I have made a compiler 'stand on its head' to handle DATA statements, and I agree strongly that the existing syntax has problems. But I don't think that the DATA statement can be replaced by embedded data in declarations in all cases. The following is a fragment from the data construct in fpt which specifies the name labels for intrinsic function and subroutine arguments:

DATA itr_lab_arg(:,k_len)/k_string,0,0,0,0,0/
DATA itr_lab_arg(:,k_index)/k_string,k_substring,k_back,0,0,0/
DATA itr_lab_arg(:,k_char)/k_i,k_kind,0,0,0,0/
DATA itr_lab_arg(:,k_ichar)/k_c,k_kind,0,0,0,0/
DATA itr_lab_arg(:,k_llt)/k_string_a,k_string_b,0,0,0,0/
DATA itr_lab_arg(:,k_lle)/k_string_a,k_string_b,0,0,0,0/
DATA itr_lab_arg(:,k_lgt)/k_string_a,k_string_b,0,0,0,0/
DATA itr_lab_arg(:,k_lge)/k_string_a,k_string_b,0,0,0,0/
DATA itr_lab_arg(:,k_sizeof)/0,0,0,0,0,0/

0 means no pre-defined label name.
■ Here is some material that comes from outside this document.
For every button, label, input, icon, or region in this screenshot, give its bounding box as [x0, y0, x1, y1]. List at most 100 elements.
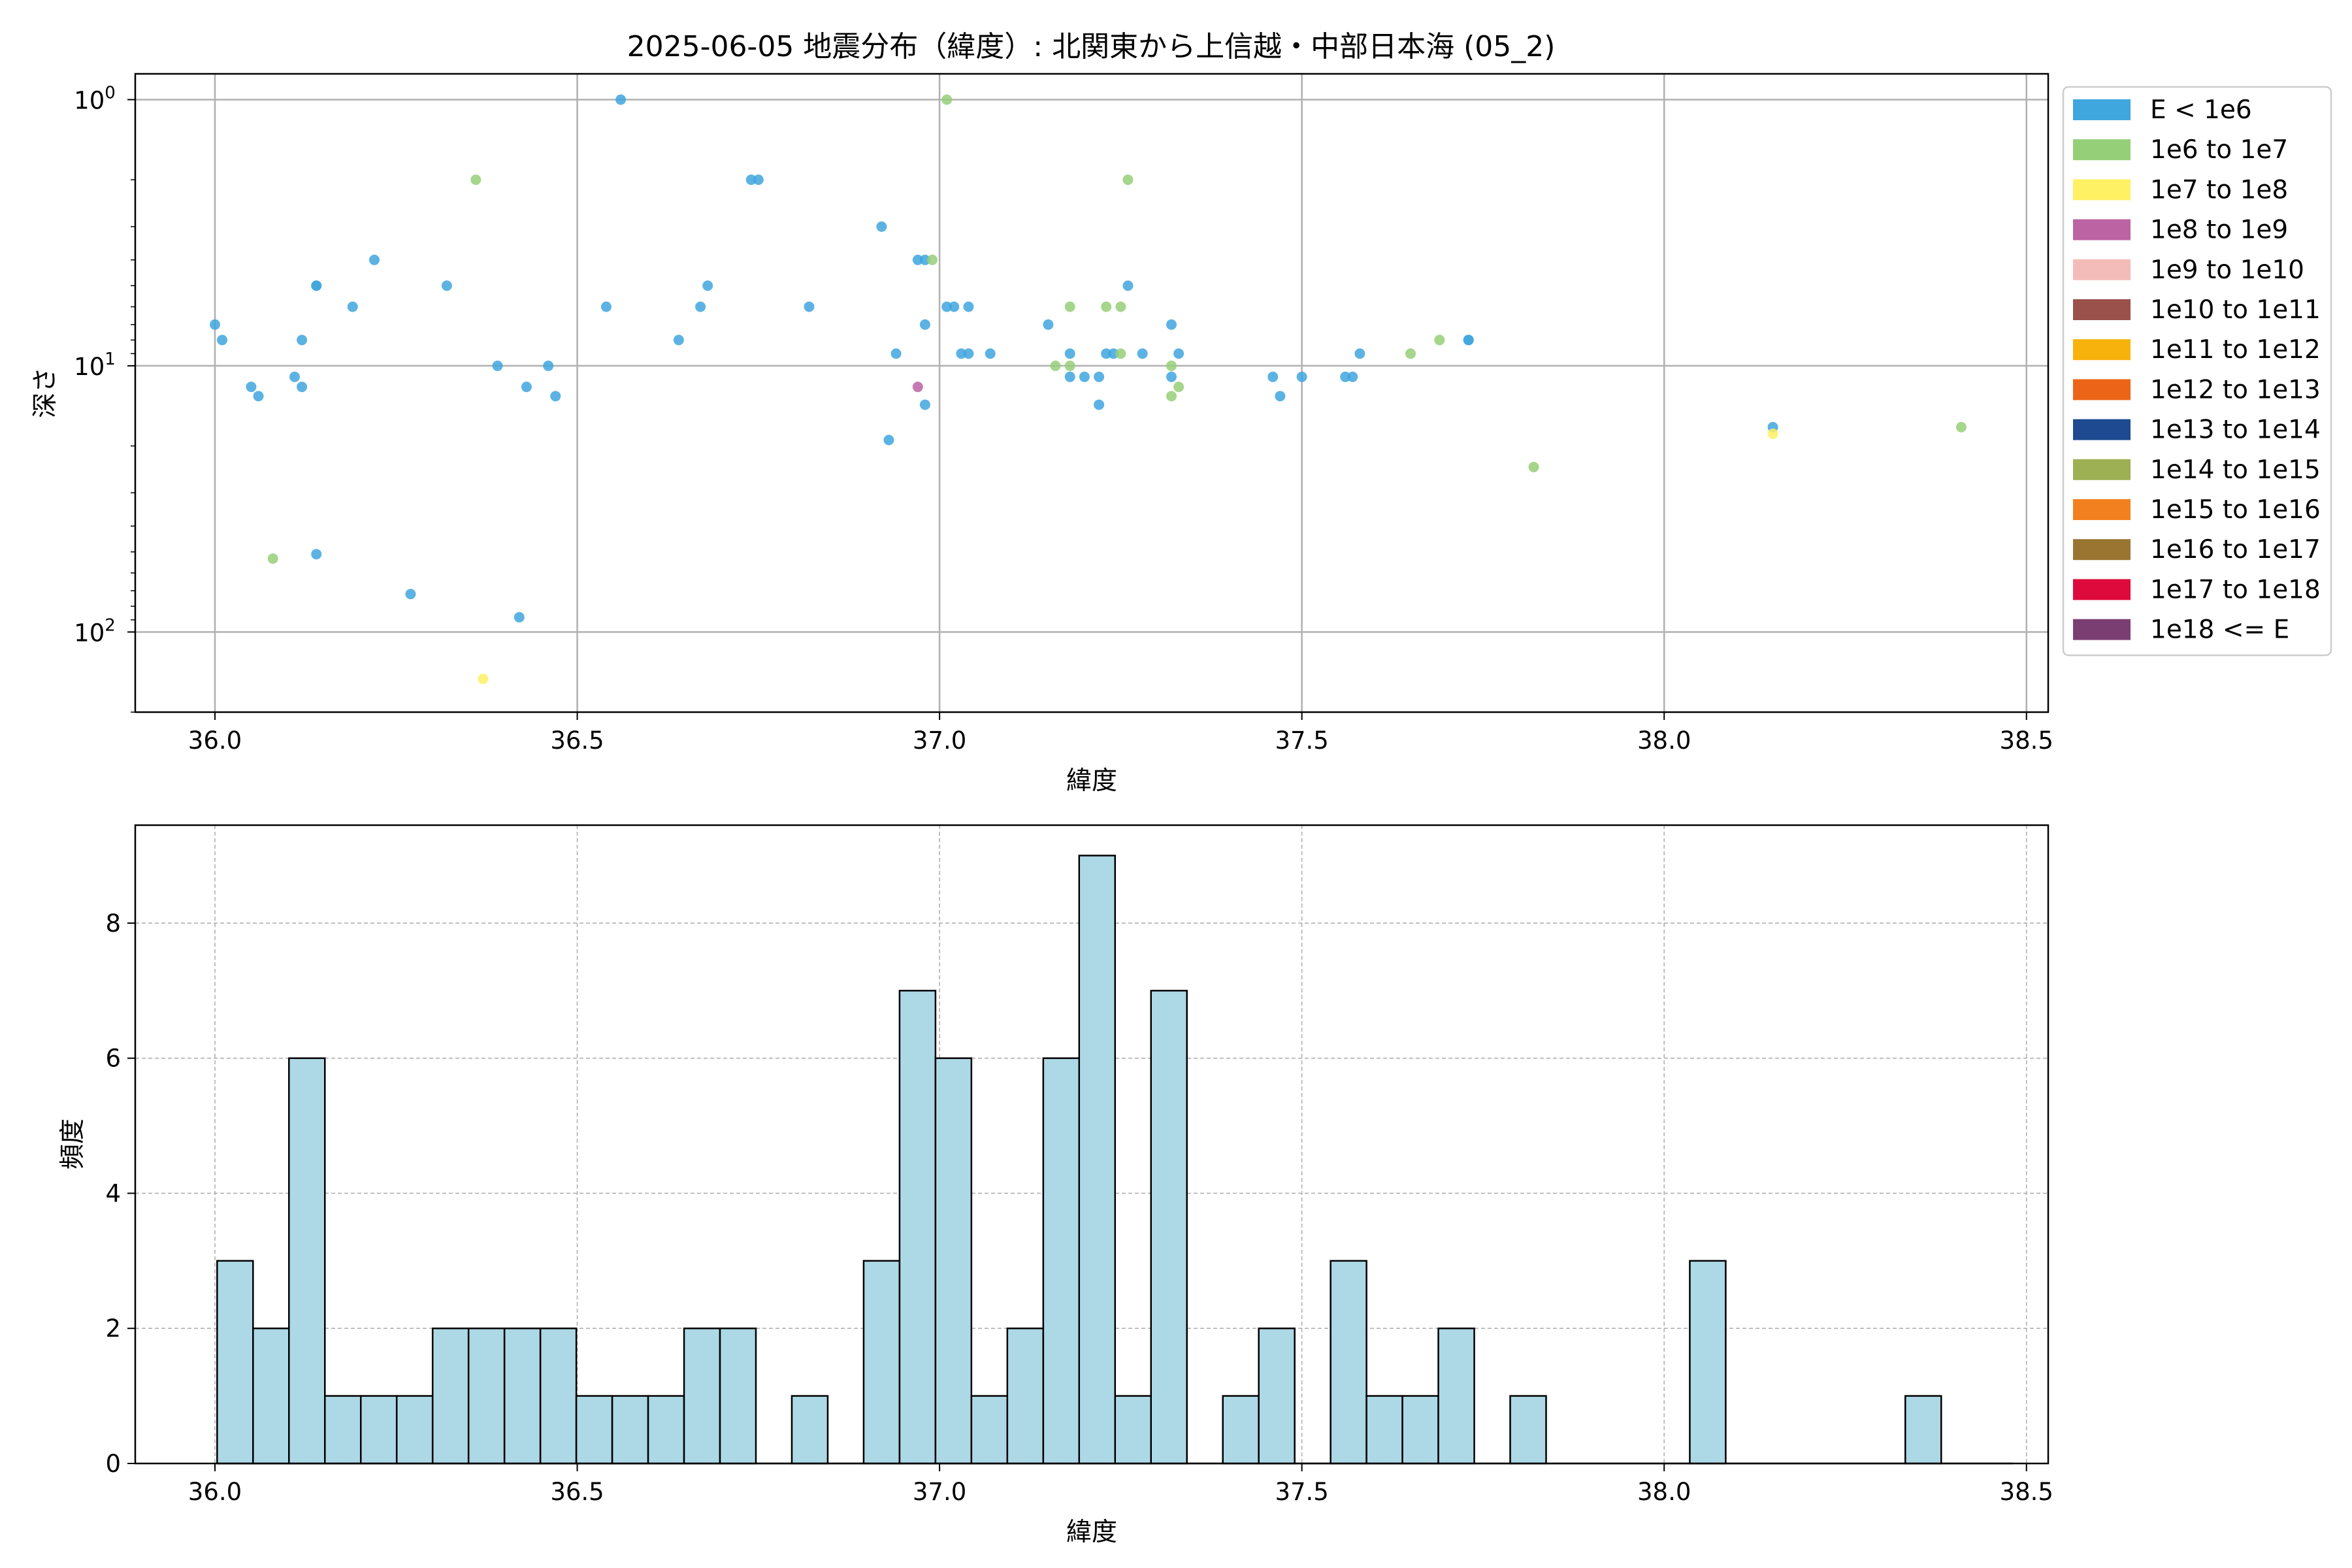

There is a unique integer value corresponding to every name, with the parameter value k_name. k_name specifies that the name corresponds to the serial position of the argument. There is an entry for every standard intrinsic and every intrinsic in VMS, MPX and HP3000 ... Fortran. There are similar tables for the data type and kind of the intrinsic returns. These have to be maintained by hand - the standard changes. I do not see how this information could be embedded in the declaration of itr_lab_arg. But if it can, I would be very happy!